Nikki Haley, requested what brought on the Civil War, leaves out slavery

COLUMBIA, S.C. (AP) — Republican presidential candidate Nikki Haley was requested Wednesday by a New Hampshire voter concerning the purpose for the Civil War, and she or he didn’t point out slavery in her response — main the voter to say he was “astonished” by her omission.

Asked throughout a city corridor in Berlin, New Hampshire, what she believed had brought on the conflict — the primary photographs of which have been fired in her dwelling state of South Carolina — Haley talked concerning the position of presidency, replying that it concerned “the freedoms of what people could and couldn’t do.”

She then turned the query again to the person who had requested it, who replied that he was not the one operating for president and wished as a substitute to know her reply.



After Haley went right into a lengthier clarification concerning the position of presidency, particular person freedom and capitalism, the questioner appeared to admonish Haley, saying, “In the year 2023, it’s astonishing to me that you answer that question without mentioning the word slavery.”

“What do you want me to say about slavery?” Haley retorted, earlier than abruptly shifting on to the subsequent query.

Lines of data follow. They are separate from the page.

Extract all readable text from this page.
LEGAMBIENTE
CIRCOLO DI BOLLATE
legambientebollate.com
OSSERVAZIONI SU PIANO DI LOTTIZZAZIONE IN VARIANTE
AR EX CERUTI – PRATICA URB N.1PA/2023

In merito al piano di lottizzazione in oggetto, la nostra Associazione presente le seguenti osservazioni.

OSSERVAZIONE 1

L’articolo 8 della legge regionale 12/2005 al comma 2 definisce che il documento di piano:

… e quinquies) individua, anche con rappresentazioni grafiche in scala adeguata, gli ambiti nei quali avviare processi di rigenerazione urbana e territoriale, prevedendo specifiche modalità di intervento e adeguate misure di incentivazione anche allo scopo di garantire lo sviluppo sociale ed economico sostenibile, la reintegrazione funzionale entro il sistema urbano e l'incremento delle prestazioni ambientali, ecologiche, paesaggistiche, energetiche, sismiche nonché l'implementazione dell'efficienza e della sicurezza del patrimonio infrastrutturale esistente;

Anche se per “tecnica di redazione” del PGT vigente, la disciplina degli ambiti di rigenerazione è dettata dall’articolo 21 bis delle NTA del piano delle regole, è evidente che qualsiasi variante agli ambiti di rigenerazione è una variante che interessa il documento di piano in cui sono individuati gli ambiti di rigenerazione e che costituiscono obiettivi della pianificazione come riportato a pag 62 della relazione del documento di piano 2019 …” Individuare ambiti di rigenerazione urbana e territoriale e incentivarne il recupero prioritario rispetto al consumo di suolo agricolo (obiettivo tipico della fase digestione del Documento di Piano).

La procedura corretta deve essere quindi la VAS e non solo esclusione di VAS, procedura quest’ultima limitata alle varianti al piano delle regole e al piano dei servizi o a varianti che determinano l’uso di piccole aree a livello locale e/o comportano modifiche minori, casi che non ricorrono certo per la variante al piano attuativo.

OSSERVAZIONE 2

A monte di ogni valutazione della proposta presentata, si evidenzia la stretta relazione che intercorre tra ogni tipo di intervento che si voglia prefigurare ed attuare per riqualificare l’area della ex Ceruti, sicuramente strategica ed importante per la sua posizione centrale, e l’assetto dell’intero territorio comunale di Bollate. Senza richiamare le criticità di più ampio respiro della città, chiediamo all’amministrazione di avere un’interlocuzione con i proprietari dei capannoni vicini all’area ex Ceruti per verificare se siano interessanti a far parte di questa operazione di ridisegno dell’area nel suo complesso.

Haley, who served six years as South Carolina’s governor, has been competing for a distant second place to Donald Trump for the 2024 Republican presidential nomination. She has regularly stated throughout her marketing campaign that she would compete within the first three states earlier than returning “to the sweet state of South Carolina, and we’ll finish it” within the Feb. 24 main.

Haley‘s campaign did not immediately return a message seeking comment on her response. The campaign of Florida Gov. Ron DeSantis, another of Haley‘s GOP foes, recirculated video of the exchange on social media, adding the comment, “Yikes.”

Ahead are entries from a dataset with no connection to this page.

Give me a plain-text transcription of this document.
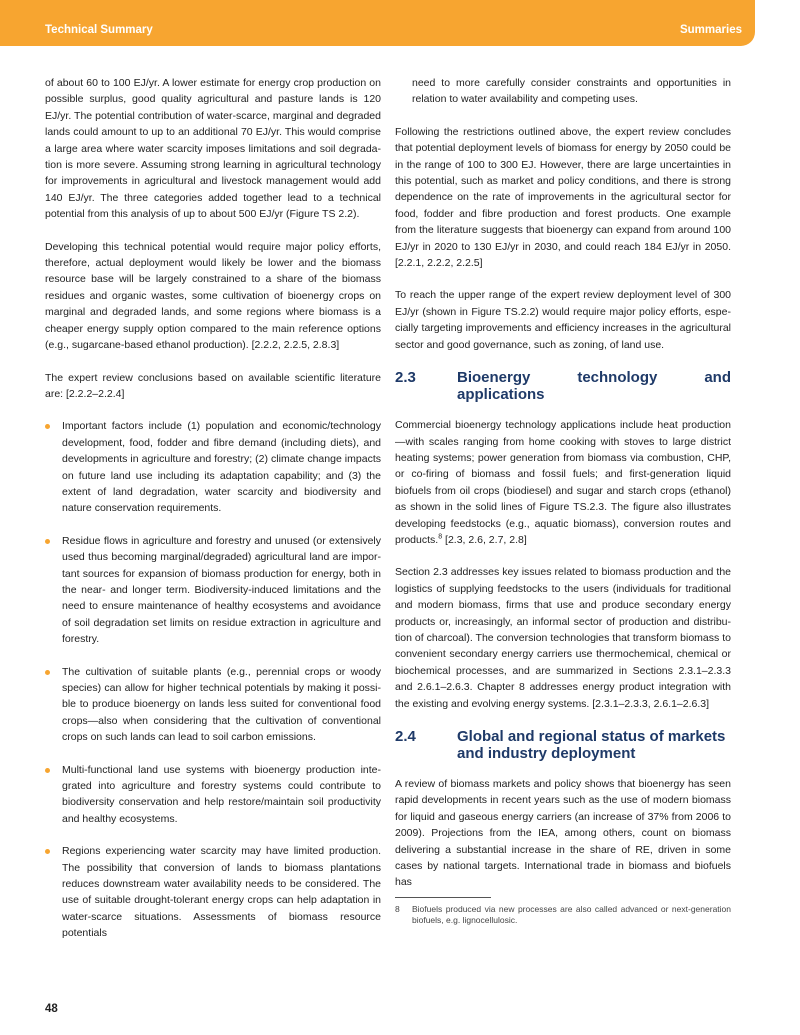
Technical Summary	Summaries

of about 60 to 100 EJ/yr. A lower estimate for energy crop production on possible surplus, good quality agricultural and pasture lands is 120 EJ/yr. The potential contribution of water-scarce, marginal and degraded lands could amount to up to an additional 70 EJ/yr. This would comprise a large area where water scarcity imposes limitations and soil degradation is more severe. Assuming strong learning in agricultural technology for improvements in agricultural and livestock management would add 140 EJ/yr. The three categories added together lead to a technical potential from this analysis of up to about 500 EJ/yr (Figure TS 2.2).

Developing this technical potential would require major policy efforts, therefore, actual deployment would likely be lower and the biomass resource base will be largely constrained to a share of the biomass residues and organic wastes, some cultivation of bioenergy crops on marginal and degraded lands, and some regions where biomass is a cheaper energy supply option compared to the main reference options (e.g., sugarcane-based ethanol production). [2.2.2, 2.2.5, 2.8.3]

The expert review conclusions based on available scientific literature are: [2.2.2–2.2.4]

Important factors include (1) population and economic/technology development, food, fodder and fibre demand (including diets), and developments in agriculture and forestry; (2) climate change impacts on future land use including its adaptation capability; and (3) the extent of land degradation, water scarcity and biodiversity and nature conservation requirements.
Residue flows in agriculture and forestry and unused (or extensively used thus becoming marginal/degraded) agricultural land are important sources for expansion of biomass production for energy, both in the near- and longer term. Biodiversity-induced limitations and the need to ensure maintenance of healthy ecosystems and avoidance of soil degradation set limits on residue extraction in agriculture and forestry.
The cultivation of suitable plants (e.g., perennial crops or woody species) can allow for higher technical potentials by making it possible to produce bioenergy on lands less suited for conventional food crops—also when considering that the cultivation of conventional crops on such lands can lead to soil carbon emissions.
Multi-functional land use systems with bioenergy production integrated into agriculture and forestry systems could contribute to biodiversity conservation and help restore/maintain soil productivity and healthy ecosystems.
Regions experiencing water scarcity may have limited production. The possibility that conversion of lands to biomass plantations reduces downstream water availability needs to be considered. The use of suitable drought-tolerant energy crops can help adaptation in water-scarce situations. Assessments of biomass resource potentials

need to more carefully consider constraints and opportunities in relation to water availability and competing uses.

Following the restrictions outlined above, the expert review concludes that potential deployment levels of biomass for energy by 2050 could be in the range of 100 to 300 EJ. However, there are large uncertainties in this potential, such as market and policy conditions, and there is strong dependence on the rate of improvements in the agricultural sector for food, fodder and fibre production and forest products. One example from the literature suggests that bioenergy can expand from around 100 EJ/yr in 2020 to 130 EJ/yr in 2030, and could reach 184 EJ/yr in 2050. [2.2.1, 2.2.2, 2.2.5]

To reach the upper range of the expert review deployment level of 300 EJ/yr (shown in Figure TS.2.2) would require major policy efforts, especially targeting improvements and efficiency increases in the agricultural sector and good governance, such as zoning, of land use.

2.3	Bioenergy technology and applications

Commercial bioenergy technology applications include heat production—with scales ranging from home cooking with stoves to large district heating systems; power generation from biomass via combustion, CHP, or co-firing of biomass and fossil fuels; and first-generation liquid biofuels from oil crops (biodiesel) and sugar and starch crops (ethanol) as shown in the solid lines of Figure TS.2.3. The figure also illustrates developing feedstocks (e.g., aquatic biomass), conversion routes and products.$^8$ [2.3, 2.6, 2.7, 2.8]

Section 2.3 addresses key issues related to biomass production and the logistics of supplying feedstocks to the users (individuals for traditional and modern biomass, firms that use and produce secondary energy products or, increasingly, an informal sector of production and distribution of charcoal). The conversion technologies that transform biomass to convenient secondary energy carriers use thermochemical, chemical or biochemical processes, and are summarized in Sections 2.3.1–2.3.3 and 2.6.1–2.6.3. Chapter 8 addresses energy product integration with the existing and evolving energy systems. [2.3.1–2.3.3, 2.6.1–2.6.3]

2.4	Global and regional status of markets
and industry deployment

A review of biomass markets and policy shows that bioenergy has seen rapid developments in recent years such as the use of modern biomass for liquid and gaseous energy carriers (an increase of 37% from 2006 to 2009). Projections from the IEA, among others, count on biomass delivering a substantial increase in the share of RE, driven in some cases by national targets. International trade in biomass and biofuels has

8	Biofuels produced via new processes are also called advanced or next-generation biofuels, e.g. lignocellulosic.
48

Issues surrounding the origins of the Civil War and its heritage are still much of the fabric of Haley’s dwelling state, and she or he has been pressed on the conflict’s origins earlier than. As she ran for governor in 2010, Haley, in an interview with a now-defunct activist group then often known as The Palmetto Patriots, described the conflict as between two disparate sides preventing for “tradition” and “change” and stated the Confederate flag was “not something that is racist.”

During that very same marketing campaign, she dismissed the necessity for the flag to return down from the Statehouse grounds, portraying her Democratic rival’s push for its elimination as a determined political stunt.

Five years later, Haley urged lawmakers to take away the flag from its perch close to a Confederate soldier monument following a mass taking pictures by which a white gunman killed eight Black church members who have been attending Bible examine. At the time, Haley stated the flag had been “hijacked” by the shooter from those that noticed the flag as symbolizing “sacrifice and heritage.”

South Carolina’s Ordinance of Secession – the 1860 proclamation by the state authorities outlining its causes for seceding from the Union – mentions slavery in its opening sentence and factors to the “increasing hostility on the part of the non-slaveholding States to the institution of slavery” as a purpose for the state eradicating itself from the Union.

On Wednesday evening, Christale Spain – elected this 12 months as the primary Black girl to chair South Carolina’s Democratic Party – stated Haley’s response was “vile, but unsurprising.”

“The same person who refused to take down the Confederate Flag until the tragedy in Charleston, and tried to justify a Confederate History Month,” Spain stated in a publish on X, of Haley. “She’s just as MAGA as Trump,” Spain added, referring to Trump’s ”Make America Great Again” slogan.

Jaime Harrison, present chairman of the Democratic National Committee and South Carolina’s social gathering chairman throughout a part of Haley‘s tenure as governor, said her response was “not stunning if you were a Black resident in SC when she was Governor.”

“Same person who said the confederate flag was about tradition & heritage and as a minority woman she was the right person to defend keeping it on state house grounds,” Harrison posted Wednesday night on X. “Some may have forgotten but I haven’t. Time to take off the rose coloured Nikki Haley glasses people.”